Заболоцкий вовремя не уехал из Ленинграда.
И в Переделкино попал после всего перенесенного — не дачником, как я уже сказал, а по бездомности.
Я говорил, кажется, что из всех послевоенных годов всего лучше помню зимы. Народу мало, снегу много — каждый из встреченных на кругу входит в сознание из белого фона отчетливо. Детей почти нет. Погруженный в себя (глубже некуда), рассматриваю взрослых, думаю о них подолгу, хочу представить, как вырасту таким же (или все-таки другим?) взрослым.
Зима сорок седьмого — моя последняя дошкольная зима, когда зимую за городом.
И Заболоцкого вижу в памяти той зимой или предыдущей, они, в общем-то, похожи, эти зимы после войны. Зимы ожидания того, что не скажешь, что не наступило совсем, — наступило отчасти, но ведь наступило, а для того же Николая Алексеевича Заболоцкого могло и не наступить; хотя было же и лето, когда семья его окучивала и копала картошку (хорошо знакомое мне по детству занятие) — рассчитывала на картошку.

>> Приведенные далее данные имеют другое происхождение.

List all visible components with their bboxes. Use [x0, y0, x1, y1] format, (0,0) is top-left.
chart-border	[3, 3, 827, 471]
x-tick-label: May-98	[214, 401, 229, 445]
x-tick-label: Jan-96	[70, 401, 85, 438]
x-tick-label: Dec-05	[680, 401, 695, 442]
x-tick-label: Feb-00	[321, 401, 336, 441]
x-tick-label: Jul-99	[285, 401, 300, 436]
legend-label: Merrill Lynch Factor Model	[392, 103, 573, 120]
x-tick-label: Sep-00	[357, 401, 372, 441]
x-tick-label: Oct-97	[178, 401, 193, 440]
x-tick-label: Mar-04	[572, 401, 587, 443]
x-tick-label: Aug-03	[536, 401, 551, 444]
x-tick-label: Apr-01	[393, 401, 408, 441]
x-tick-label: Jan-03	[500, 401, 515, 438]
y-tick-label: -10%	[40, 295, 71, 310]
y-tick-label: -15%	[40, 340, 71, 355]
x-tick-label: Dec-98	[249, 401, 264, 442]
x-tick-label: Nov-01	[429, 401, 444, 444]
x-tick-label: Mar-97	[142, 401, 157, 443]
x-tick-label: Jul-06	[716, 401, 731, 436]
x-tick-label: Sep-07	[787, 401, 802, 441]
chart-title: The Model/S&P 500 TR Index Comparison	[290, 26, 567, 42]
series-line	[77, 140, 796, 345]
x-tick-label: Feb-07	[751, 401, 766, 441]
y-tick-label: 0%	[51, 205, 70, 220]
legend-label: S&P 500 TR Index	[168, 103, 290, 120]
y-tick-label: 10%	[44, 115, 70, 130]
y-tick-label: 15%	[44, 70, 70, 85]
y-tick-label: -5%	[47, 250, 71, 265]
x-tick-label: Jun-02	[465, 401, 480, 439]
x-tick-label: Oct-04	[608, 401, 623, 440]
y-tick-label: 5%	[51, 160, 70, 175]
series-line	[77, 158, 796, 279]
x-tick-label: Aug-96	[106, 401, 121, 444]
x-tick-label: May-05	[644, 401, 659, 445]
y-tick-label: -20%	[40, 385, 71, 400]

Вернее, и на картошку — тоже.
Понимаю, почему у меня в связи с Заболоцким зимний мотив всего настойчивее: на мою детскую зиму проецируется вполне взрослая зима из поэмы Семена Липкина “Вячеславу. Жизнь переделкинская”.
И я со своей зимой должен посторониться. Липкин близко знал Заболоцкого, а моих родителей Заболоцкий, живший до войны в Ленинграде, и знать не мог. И вряд ли они его как тип людей заинтересовали бы в то время — его, обитателя чужой дачи.
Эпизод с Заболоцким в поэме Липкина — свидетельство страха, ставившего возвращенного из ссылки поэта на грань умопомешательства.
Липкин тоже в ту зиму жил на чьей-то даче: в Москве четверо (или тогда их было меньше?) детей, тесно, работать над переводами негде.